Last month at Ennis Circuit Court, Judge Carroll Moran gave a suspended four-year sentence after the 38-year-old woman pleaded guilty to the neglect of her seven children between 2001 and 2010.
Judge Moran said the woman had deprived her children of their childhood, adding that she had committed the “unnatural crime” of neglecting her own children.
In the witness box, the woman’s eldest daughter described her as “vermin” and “cruel and evil”.
Judge Moran said that when the four youngest were placed in foster care, they “were very frightened, dirty, malnourished children. They did not know how to eat at the table, didn’t know how to use cutlery and were not toilet trained.”

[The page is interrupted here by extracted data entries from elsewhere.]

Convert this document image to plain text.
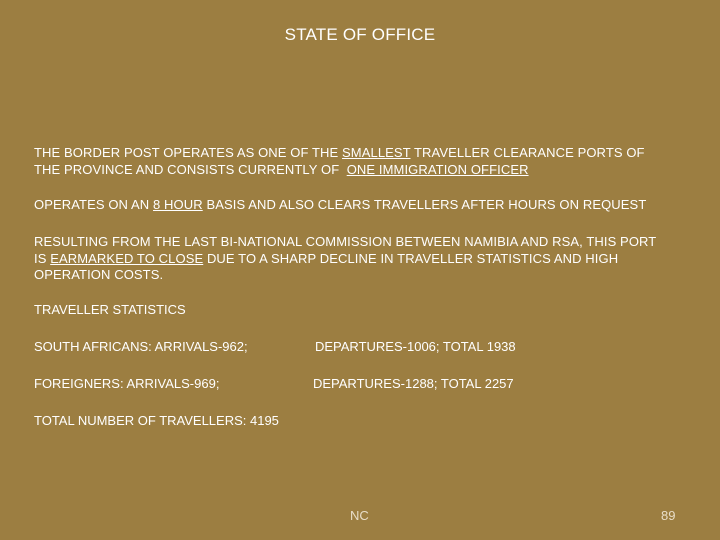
STATE OF OFFICE
THE BORDER POST OPERATES AS ONE OF THE SMALLEST TRAVELLER CLEARANCE PORTS OF
THE PROVINCE AND CONSISTS CURRENTLY OF  ONE IMMIGRATION OFFICER
OPERATES ON AN 8 HOUR BASIS AND ALSO CLEARS TRAVELLERS AFTER HOURS ON REQUEST
RESULTING FROM THE LAST BI-NATIONAL COMMISSION BETWEEN NAMIBIA AND RSA, THIS PORT
IS EARMARKED TO CLOSE DUE TO A SHARP DECLINE IN TRAVELLER STATISTICS AND HIGH
OPERATION COSTS.
TRAVELLER STATISTICS
SOUTH AFRICANS: ARRIVALS-962;	DEPARTURES-1006; TOTAL 1938
FOREIGNERS: ARRIVALS-969;	DEPARTURES-1288; TOTAL 2257
TOTAL NUMBER OF TRAVELLERS: 4195
NC	89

The seven children are aged between 17 and four and are all in HSE care.
Now, in a letter written on behalf of the eldest daughter to the DPP, solicitor Patrick Moylan has called on the director to appeal the sentence.
Mr Moylan said the girl was “very distressed with what she feels to be the undue leniency of the sentence imposed” on her mother.
In the letter, Mr Moylan reveals that the mother made a false report to social services that neighbouring parents were neglecting their own children.
Mr Moylan said a court report recorded that these neighbours endured “a living hell” as a result of the false allegations.
The woman pleaded guilty to the offence and received a six-month jail term on her on Mar 26, 2010. On appeal to the circuit court, the woman was given the benefit of the Probation Act.
Mr Moylan said his client was seeking for the sentence to be appealed “on the basis that the sentence handed down by Judge Moran was unduly lenient given the horrific nature of the neglect in this case and, furthermore, given the failure of the State to bring to the attention the fact and nature of the false report offence to which the woman had previously pleaded guilty”.
He recounted how his client, then aged 8, was handed her baby sister to look after while her mother went out drinking.
“The baby was left strapped in a baby chair,” he said. “My client would go to school and return from school breaks to check on the baby. Other than my client’s brief trips home, the baby was left alone in the house strapped to the seat.”
He said his client further recounted that there was no food in the home, but there was food in a locked freezer in the shed.
“Her mother would then take food from this freezer when social workers would attend to give the appearance that there was food in the house for the children,” said Mr Moylan.
Opting not to jail the woman last month, Judge Moran said it would not be right to impose an immediate custodial sentence because of the woman’s attempts to address her alcohol problem, inadequacies as a parent, and her plea of guilty, notwithstanding the awful description of how she treated her children.